这是史坦尼斯·拜拉席恩本人会给威曼·曼德勒的答案,首相是国王的代言人。
威曼大人倒回宝座中。
“责任。
我明白了。”
“白港无力孤军奋战,所以您需要国王陛下,正如国王陛下需要您。
团结起来,可以携手击败共同的敌人。”
“大人,”身穿精致银甲的玛龙爵士开口,“能允许我问戴佛斯大人几个问题吗?”
“请便,表弟。”
威曼伯爵闭上了眼睛。
玛龙爵士转向戴佛斯。
“有几家北境诸侯愿为史坦尼斯起兵?
请诚实地告诉我们。”
“阿尔夫·卡史塔克发誓效忠陛下。”
“阿尔夫不是领主,只是个代理城主。
又请问,史坦尼斯大人现下据有几座城堡?”
“国王陛下以长夜堡为居城。
他在南方还拥有风息堡和龙石岛。

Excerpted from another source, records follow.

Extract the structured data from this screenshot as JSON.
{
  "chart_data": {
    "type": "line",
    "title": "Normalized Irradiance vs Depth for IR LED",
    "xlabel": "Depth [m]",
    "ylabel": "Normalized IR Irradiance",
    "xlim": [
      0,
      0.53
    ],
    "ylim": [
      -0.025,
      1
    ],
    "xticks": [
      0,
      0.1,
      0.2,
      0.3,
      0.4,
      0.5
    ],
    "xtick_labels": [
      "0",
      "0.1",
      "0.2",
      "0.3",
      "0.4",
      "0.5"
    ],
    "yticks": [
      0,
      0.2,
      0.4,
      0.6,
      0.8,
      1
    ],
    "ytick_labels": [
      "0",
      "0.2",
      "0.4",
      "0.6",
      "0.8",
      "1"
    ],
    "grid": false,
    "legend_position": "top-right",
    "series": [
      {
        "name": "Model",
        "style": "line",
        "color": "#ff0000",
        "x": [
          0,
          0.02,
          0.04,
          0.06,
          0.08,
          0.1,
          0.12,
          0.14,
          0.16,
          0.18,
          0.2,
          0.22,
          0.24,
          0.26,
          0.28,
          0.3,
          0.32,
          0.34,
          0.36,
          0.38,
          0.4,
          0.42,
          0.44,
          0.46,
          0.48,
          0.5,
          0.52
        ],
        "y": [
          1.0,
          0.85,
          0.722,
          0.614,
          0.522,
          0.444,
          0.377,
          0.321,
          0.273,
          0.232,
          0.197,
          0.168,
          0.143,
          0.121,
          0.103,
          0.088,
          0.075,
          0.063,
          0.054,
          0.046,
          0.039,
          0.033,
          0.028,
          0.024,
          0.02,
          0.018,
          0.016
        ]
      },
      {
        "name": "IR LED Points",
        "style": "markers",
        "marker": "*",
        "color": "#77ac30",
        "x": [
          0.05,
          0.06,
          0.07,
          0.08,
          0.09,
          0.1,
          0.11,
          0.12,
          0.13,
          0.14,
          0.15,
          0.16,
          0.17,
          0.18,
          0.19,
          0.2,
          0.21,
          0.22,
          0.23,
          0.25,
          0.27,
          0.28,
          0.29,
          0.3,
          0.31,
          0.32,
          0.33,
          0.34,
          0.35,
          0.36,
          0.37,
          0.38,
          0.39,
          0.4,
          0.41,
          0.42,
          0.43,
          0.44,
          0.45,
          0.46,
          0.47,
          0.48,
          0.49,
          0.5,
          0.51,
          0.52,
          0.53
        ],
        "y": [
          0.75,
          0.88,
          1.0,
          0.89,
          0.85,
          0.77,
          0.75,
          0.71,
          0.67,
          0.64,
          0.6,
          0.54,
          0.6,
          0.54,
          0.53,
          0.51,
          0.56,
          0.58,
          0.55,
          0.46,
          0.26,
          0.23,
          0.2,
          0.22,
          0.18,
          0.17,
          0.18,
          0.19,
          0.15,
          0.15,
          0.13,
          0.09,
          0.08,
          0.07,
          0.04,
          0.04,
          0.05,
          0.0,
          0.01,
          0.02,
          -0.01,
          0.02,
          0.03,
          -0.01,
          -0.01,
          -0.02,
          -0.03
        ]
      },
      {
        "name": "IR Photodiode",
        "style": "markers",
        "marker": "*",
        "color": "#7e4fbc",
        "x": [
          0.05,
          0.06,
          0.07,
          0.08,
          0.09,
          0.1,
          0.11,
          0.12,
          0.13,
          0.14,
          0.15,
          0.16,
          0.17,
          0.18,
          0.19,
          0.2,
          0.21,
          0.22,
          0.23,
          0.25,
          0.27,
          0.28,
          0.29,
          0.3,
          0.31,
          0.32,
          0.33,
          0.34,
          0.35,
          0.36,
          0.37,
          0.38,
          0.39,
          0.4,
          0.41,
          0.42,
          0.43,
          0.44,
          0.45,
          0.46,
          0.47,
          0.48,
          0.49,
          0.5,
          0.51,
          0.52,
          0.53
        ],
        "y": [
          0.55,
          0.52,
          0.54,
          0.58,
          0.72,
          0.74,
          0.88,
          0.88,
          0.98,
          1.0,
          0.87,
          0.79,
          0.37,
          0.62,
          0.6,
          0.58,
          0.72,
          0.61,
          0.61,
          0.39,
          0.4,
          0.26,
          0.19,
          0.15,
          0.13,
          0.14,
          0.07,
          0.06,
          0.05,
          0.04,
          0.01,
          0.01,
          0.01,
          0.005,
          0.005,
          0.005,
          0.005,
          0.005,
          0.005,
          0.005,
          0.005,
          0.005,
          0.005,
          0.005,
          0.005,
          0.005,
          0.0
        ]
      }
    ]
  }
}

”
席奥默学士清了清喉咙。
“他只是暂时拥有。
风息堡和龙石岛的守军很少,铁定支撑不了多久。
而长夜堡是座闹鬼的废墟,阴森而恐怖。”
玛龙爵士继续提问:“请你介绍一下,史坦尼斯现有多少武装力量?
他身边有多少骑士?
多少弓箭手?
多少自由骑手?
多少步兵?”
少之又少,戴佛斯清楚底细,随史坦尼斯北上的战士不超过一千五百名……
但如果实言相告,他的使命便不可能达成。
他思前想后,也没有应对之策。
“你的沉默说明了一切,爵士,你的国王只给我们带来了敌人。”
玛龙爵士转向他的表哥领主,“大人您质问洋葱骑士,史坦尼斯大人能给我们什么好处?
这个问题让我代他回答:他将带给我们失败和死亡,他要您骑在虚幻的战马上、提着虚幻的宝剑去打仗。”
肥胖的伯爵缓缓睁开眼睛,似乎连这样轻微的动作也颇为吃力。
“我的表弟一如既往地一语中的。
洋葱骑士,你还有什么可说的吗?
如果没有,就让闹剧就此结束吧,我已经厌倦了你的脸。”
戴佛斯打心底里感到绝望。
国王陛下不该派我,应该派个真正的领主、骑士或学士,派个舌灿莲花的能人,而非笨嘴拙舌的我。
“死亡,”他听见自己说,“是的,他会带来死亡。
大人您在红色婚礼上已经失去一个儿子,我则有四个儿子死在黑水河上。
他们为什么死?
因为兰尼斯特家族篡夺了铁王座。